Ce magistrat a rendu compte des plaidoiries dans le délibéré de la cour, composée de :
Madame Véronique SOULIER, Présidente de chambre
Monsieur Fabrice DURAND, Président de chambre
Monsieur Alexandre COURT DE FONTMICHEL, Conseiller
Greffier lors des débats : Monsieur Kamel BENKHIRA
Les parties ont été avisées que le prononcé de la décision aurait lieu par mise à disposition au greffe le 20 Février 2026.
ARRÊT
Contradictoire,
Prononcé par mise à disposition au greffe le 20 Février 2026
Signé par Madame Véronique SOULIER, Présidente de chambre et Monsieur Kamel BENKHIRA, Greffier, auquel la minute de la décision a été remise par le magistrat signataire.
***
La SASU [Adresse 3] immatriculée au RCS de [Localité 1] sous le n° [N° SIREN/SIRET 1] exploite un fonds de commerce de sandwicherie, saladerie sur place ou à emporter et de petite restauration.
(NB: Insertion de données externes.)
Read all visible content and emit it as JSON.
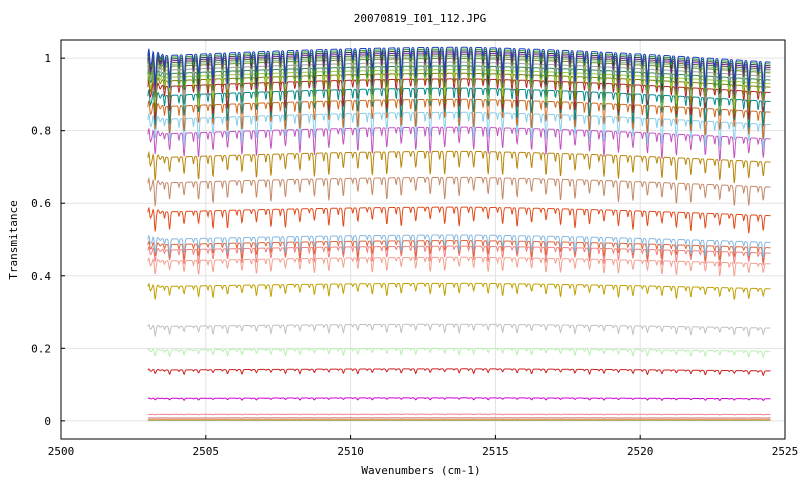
{
  "chart_data": {
    "type": "line",
    "title": "20070819_I01_112.JPG",
    "xlabel": "Wavenumbers (cm-1)",
    "ylabel": "Transmitance",
    "xlim": [
      2500,
      2525
    ],
    "ylim": [
      -0.05,
      1.05
    ],
    "x_ticks": [
      2500,
      2505,
      2510,
      2515,
      2520,
      2525
    ],
    "y_ticks": [
      0,
      0.2,
      0.4,
      0.6,
      0.8,
      1
    ],
    "x_tick_labels": [
      "2500",
      "2505",
      "2510",
      "2515",
      "2520",
      "2525"
    ],
    "y_tick_labels": [
      "0",
      "0.2",
      "0.4",
      "0.6",
      "0.8",
      "1"
    ],
    "grid": true,
    "x_range_of_data": [
      2503.0,
      2524.5
    ],
    "line_pattern": {
      "absorption_dip_spacing_cm1": 0.5,
      "dip_depth_fraction_of_level": 0.09,
      "trend": "levels rise slightly from 2503 to ~2514 then decline slightly toward 2524.5"
    },
    "series": [
      {
        "level": 1.005,
        "color": "#1f3fbf"
      },
      {
        "level": 1.0,
        "color": "#2ca02c"
      },
      {
        "level": 0.995,
        "color": "#3a3a3a"
      },
      {
        "level": 0.99,
        "color": "#7b1fa2"
      },
      {
        "level": 0.985,
        "color": "#556b2f"
      },
      {
        "level": 0.98,
        "color": "#8fbc8f"
      },
      {
        "level": 0.975,
        "color": "#6b8e23"
      },
      {
        "level": 0.965,
        "color": "#a0a0a0"
      },
      {
        "level": 0.955,
        "color": "#2e8b57"
      },
      {
        "level": 0.945,
        "color": "#9acd32"
      },
      {
        "level": 0.935,
        "color": "#808000"
      },
      {
        "level": 0.92,
        "color": "#b22222"
      },
      {
        "level": 0.895,
        "color": "#008b8b"
      },
      {
        "level": 0.865,
        "color": "#d2691e"
      },
      {
        "level": 0.83,
        "color": "#87ceeb"
      },
      {
        "level": 0.79,
        "color": "#c154c1"
      },
      {
        "level": 0.725,
        "color": "#b8860b"
      },
      {
        "level": 0.655,
        "color": "#c48a6a"
      },
      {
        "level": 0.575,
        "color": "#e24a1a"
      },
      {
        "level": 0.5,
        "color": "#87b8e0"
      },
      {
        "level": 0.485,
        "color": "#e0663c"
      },
      {
        "level": 0.47,
        "color": "#f08080"
      },
      {
        "level": 0.44,
        "color": "#f4a090"
      },
      {
        "level": 0.37,
        "color": "#c0a000"
      },
      {
        "level": 0.26,
        "color": "#c0c0c0"
      },
      {
        "level": 0.195,
        "color": "#b8f0b0"
      },
      {
        "level": 0.14,
        "color": "#cc1f1f"
      },
      {
        "level": 0.062,
        "color": "#d000d0"
      },
      {
        "level": 0.018,
        "color": "#f08090"
      },
      {
        "level": 0.008,
        "color": "#cc6666"
      },
      {
        "level": 0.003,
        "color": "#e08020"
      },
      {
        "level": 0.001,
        "color": "#90c090"
      }
    ]
  }
}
Elle a engagé M. [C] [H] en qualité d’employé de cuisine suivant contrat de travail à durée déterminée saisonnier à temps complet à compter du 1er juin 2019 jusqu’au 30 septembre 2019 moyennant une rémunération mensuelle brute de 1.521,25 euros.
La convention collective nationale applicable est celle de la Restauration Rapide (IDCC 1501).
Reprochant à l’employeur l’absence de remise des documents de fin de contrat et de délivrance de l’attestation pôle emploi ainsi qu’une erreur de date d’entrée au sein de l’entreprise et la condamnation de l’employeur au paiement de sommes de nature indemnitaire, M. [H] a saisi le conseil de prud’hommes de Digne-les-Bains le 2 janvier 2022 lequel par jugement du 06 juillet 2022 a :
— constaté aucune erreur de date d’entrée au sein de la SASU [2] [U] sur les bulletins de salaire, le certificat de travail et l’attestation Pôle Emploi ;
— débouté M. [H] de sa demande de dommages-intérêts pour préjudice financier ;
— débouté M. [H] de sa demande de dommages-intérêts pour préjudice moral ;
— débouté M. [H] de sa demande au titre des dispositions de l’article 700 du code de procédure civile;
— constaté que la SASU [1] a tenu à la disposition de M. [H] dès le 1er octobre 2019 l’ensemble des documents de fin de contrat ;
— constaté que M. [H] n’établit pas que la SASU [1] aurait refusé de lui délivrer les documents de fin de contrat et l’impossibilité dans laquelle il se serait trouvé de venir les chercher ;
— constaté que la SASU [1] sur première demande écrite de M. [H] lui a remis les documents de fin de contrat selon courrier recommandé avec accusé de réception du 26 mai 2020 ;
— dit que les documents de fin de contrat établis sont réguliers et ne sont affectés d’aucune erreur ;
— prend acte de l’abandon par M. [H] de sa demande de remise sous astreinte des documents de fin de contrat rectifiés ;
— débouté la SASU [1] de sa demande au titre de l’article 700 du code de procédure civile et des dépens ;
— rejeté le surplus des demandes ;
— dit que chaque partie supportera ses propres dépens.
M. [H] a relevé appel de ce jugement le 18 juillet 2022 par déclaration adressée au greffe par voie électronique.
Aux termes de ses conclusions d’appelant notifiées par voie électronique le 13 septembre 2022 auxquelles il convient de se reporter pour l’exposé détaillé des moyens soutenus, M. [H] demande à la cour de :
Confirmer le jugement rendu le 6 juillet 2022 par le conseil de prud’hommes de Digne les Bains en ce qu’il :
— constate aucune erreur de date d’entrée au sein de la SASU [1] sur les bulletins de salaire, le certificat de travail et l’attestation Pôle Emploi;
— prend acte de l’abandon par M. [H] de sa demande de remise sous astreinte des documents de fin de contrat rectifiés.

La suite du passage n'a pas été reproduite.